The rapid growth of print on demand and digital publishing is having the happy effect of reviving all kinds of detective novels that were, until recently, hard to find. One of the most significant entrants in the market is Bello, an arm of Pan Macmillan, and I’ve been impressed with their enthusiasm for neglected gems o the genre.
I first came across them when I was asked to write an introduction to an omnibus of three revived mysteries. It turned out to be a pleasurable task. A Game of Murder, by Francis Durbridge, was one of the novels – it happens to be a book I’ve covered in this blog, and I still remember watching the original TV series on which the novel was based. A very entertaining and twisty story.

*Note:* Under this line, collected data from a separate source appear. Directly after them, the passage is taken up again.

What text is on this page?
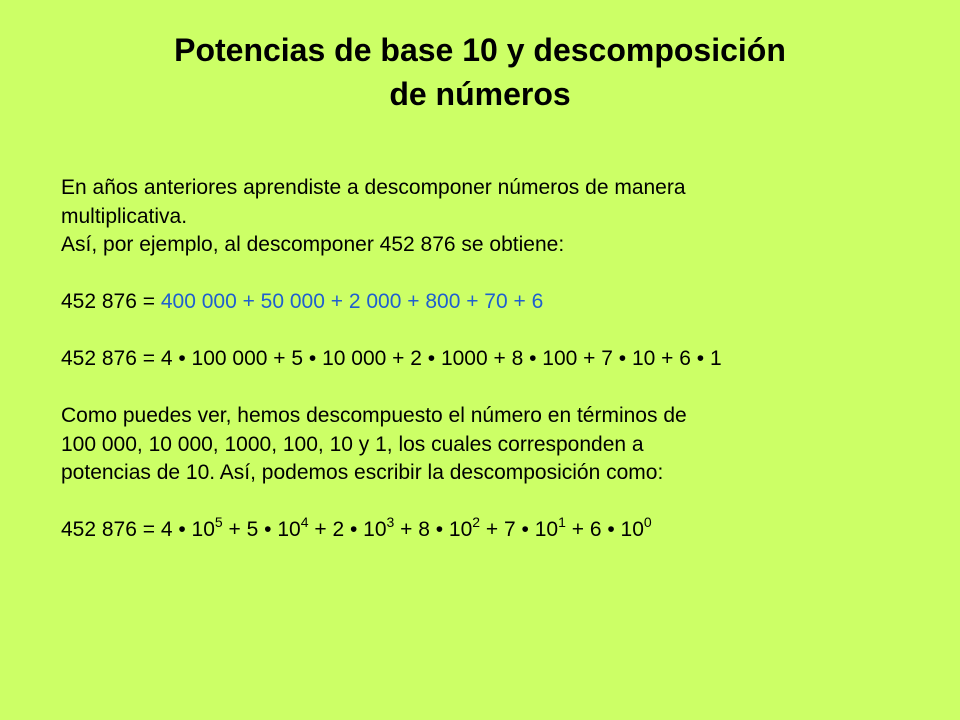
Potencias de base 10 y descomposición
de números
En años anteriores aprendiste a descomponer números de manera
multiplicativa.
Así, por ejemplo, al descomponer 452 876 se obtiene:
452 876 = 400 000 + 50 000 + 2 000 + 800 + 70 + 6
452 876 = 4 • 100 000 + 5 • 10 000 + 2 • 1000 + 8 • 100 + 7 • 10 + 6 • 1
Como puedes ver, hemos descompuesto el número en términos de
100 000, 10 000, 1000, 100, 10 y 1, los cuales corresponden a
potencias de 10. Así, podemos escribir la descomposición como:
452 876 = 4 • $10^5 + 5$ • $10^4 + 2$ • $10^3 + 8$ • $10^2 + 7$ • $10^1 + 6$ • $10^0$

Murder in Moscow, by Andrew Garve, illustrates that author’s deep knowledge of Russia and the Russian way of life. Garve (real name, Paul Winterton) was a journalist who visited the country in the early 30s and he wrote factual books about the place, as well as novels set there. The final book in the omnibus was Prescription for Murder, one of the long series of novels that the late David Williams wrote featuring Mark Treasure - a likeable banker, in the days when bankers were allowed to be likeable. The omnibus is due to be launched at the Harrogate Festival this week, and I hope that, even though the focus of the Festival is naturally on contemporary crime, there will be a chance to interest readers in worthwhile writers of the past as well.

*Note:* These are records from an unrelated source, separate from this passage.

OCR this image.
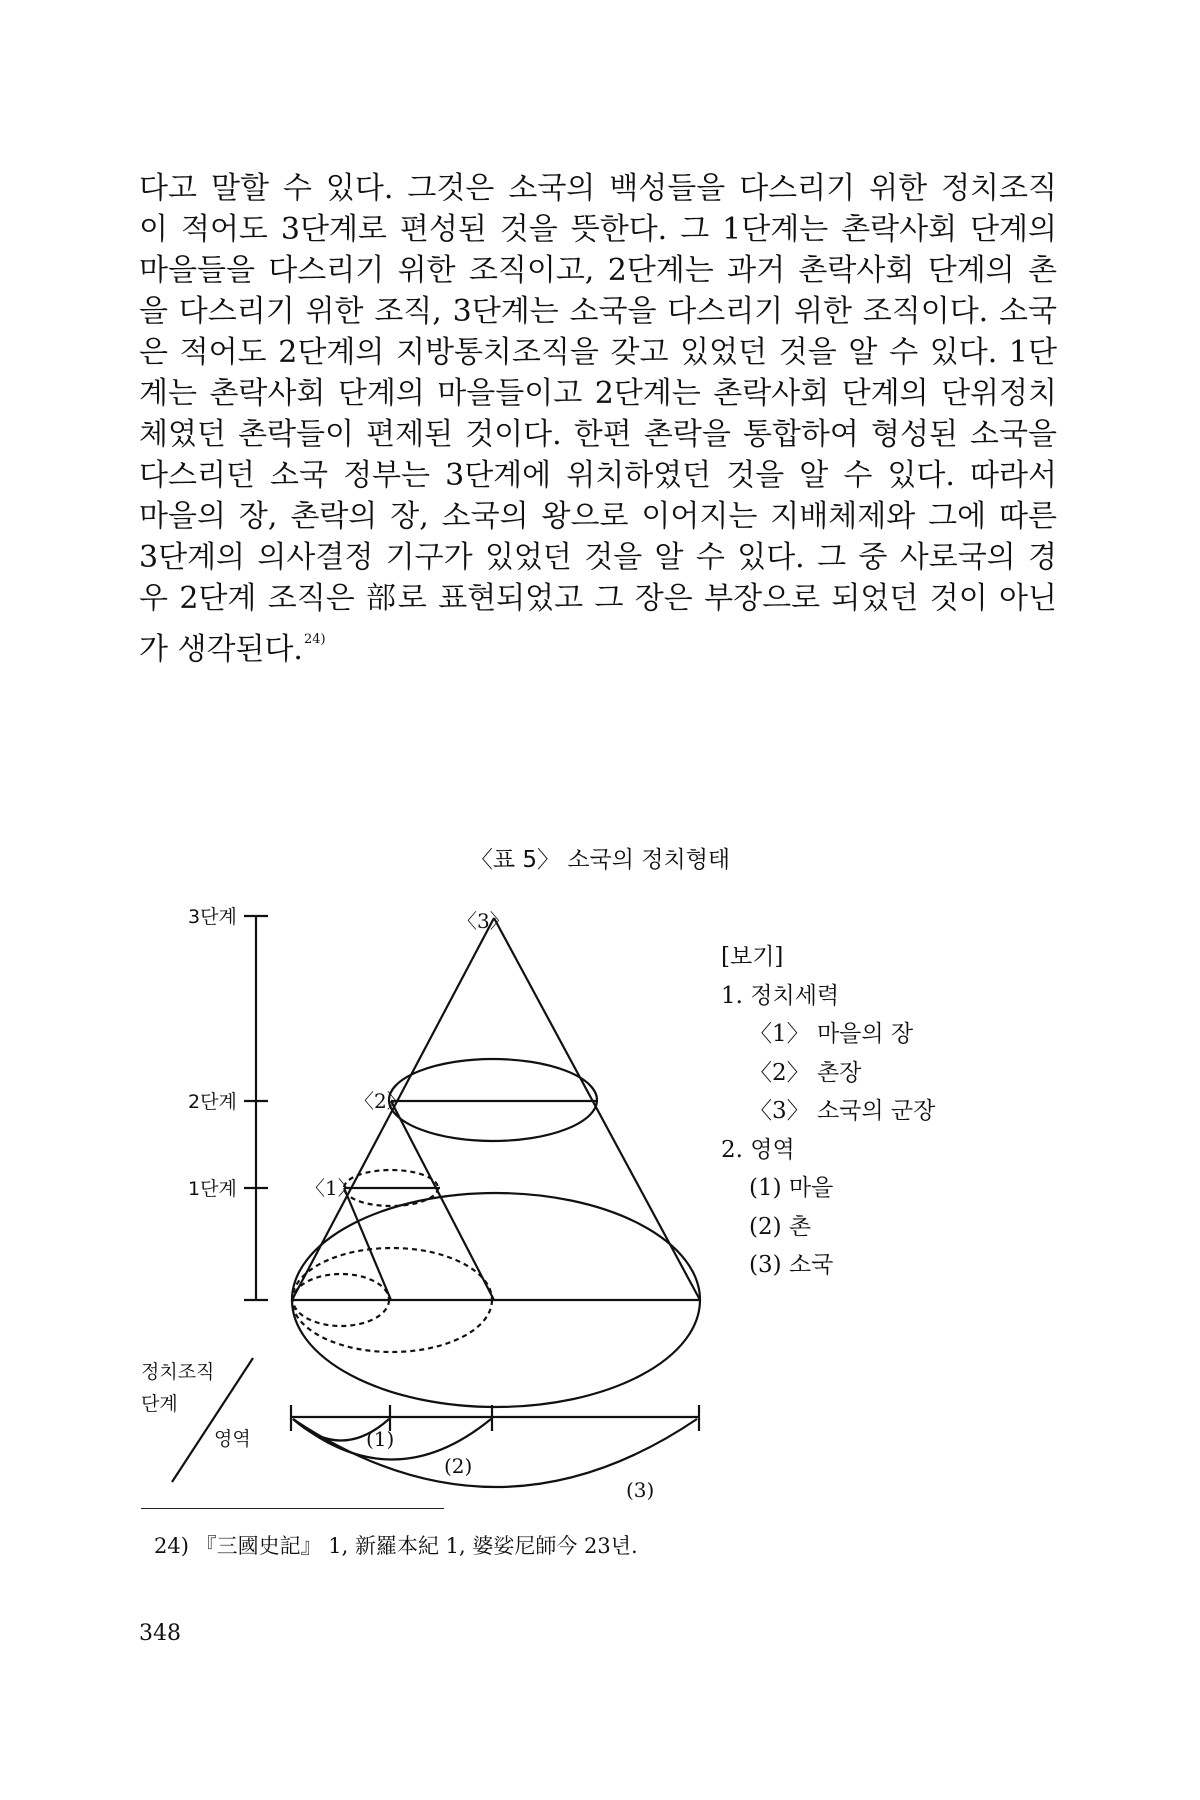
다고 말할 수 있다. 그것은 소국의 백성들을 다스리기 위한 정치조직
이 적어도 3단계로 편성된 것을 뜻한다. 그 1단계는 촌락사회 단계의
마을들을 다스리기 위한 조직이고, 2단계는 과거 촌락사회 단계의 촌
을 다스리기 위한 조직, 3단계는 소국을 다스리기 위한 조직이다. 소국
은 적어도 2단계의 지방통치조직을 갖고 있었던 것을 알 수 있다. 1단
계는 촌락사회 단계의 마을들이고 2단계는 촌락사회 단계의 단위정치
체였던 촌락들이 편제된 것이다. 한편 촌락을 통합하여 형성된 소국을
다스리던 소국 정부는 3단계에 위치하였던 것을 알 수 있다. 따라서
마을의 장, 촌락의 장, 소국의 왕으로 이어지는 지배체제와 그에 따른
3단계의 의사결정 기구가 있었던 것을 알 수 있다. 그 중 사로국의 경
우 2단계 조직은 部로 표현되었고 그 장은 부장으로 되었던 것이 아닌
가 생각된다.$^{24)}$
〈표 5〉 소국의 정치형태
3단계
2단계
1단계
〈3〉
〈2〉
〈1〉
정치조직
단계
영역	(1)
(2)
(3)
[보기]
1. 정치세력
〈1〉 마을의 장
〈2〉 촌장
〈3〉 소국의 군장
2. 영역
(1) 마을
(2) 촌
(3) 소국
24) 『三國史記』 1, 新羅本紀 1, 婆娑尼師今 23년.
348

From talking to people at Bello, I’m convinced that the imprint (can a digital publisher be said to have an imprint? I guess so) will become increasingly prominent. Among the other crime novelists they are bringing back into the limelight is Josephine Bell, a writer as reliable as Garve. There are a lot of unknown, but worthwhile, books from the 20th century waiting to be rediscovered, and I’m confident that Bello will be among the leaders in making sure that happens.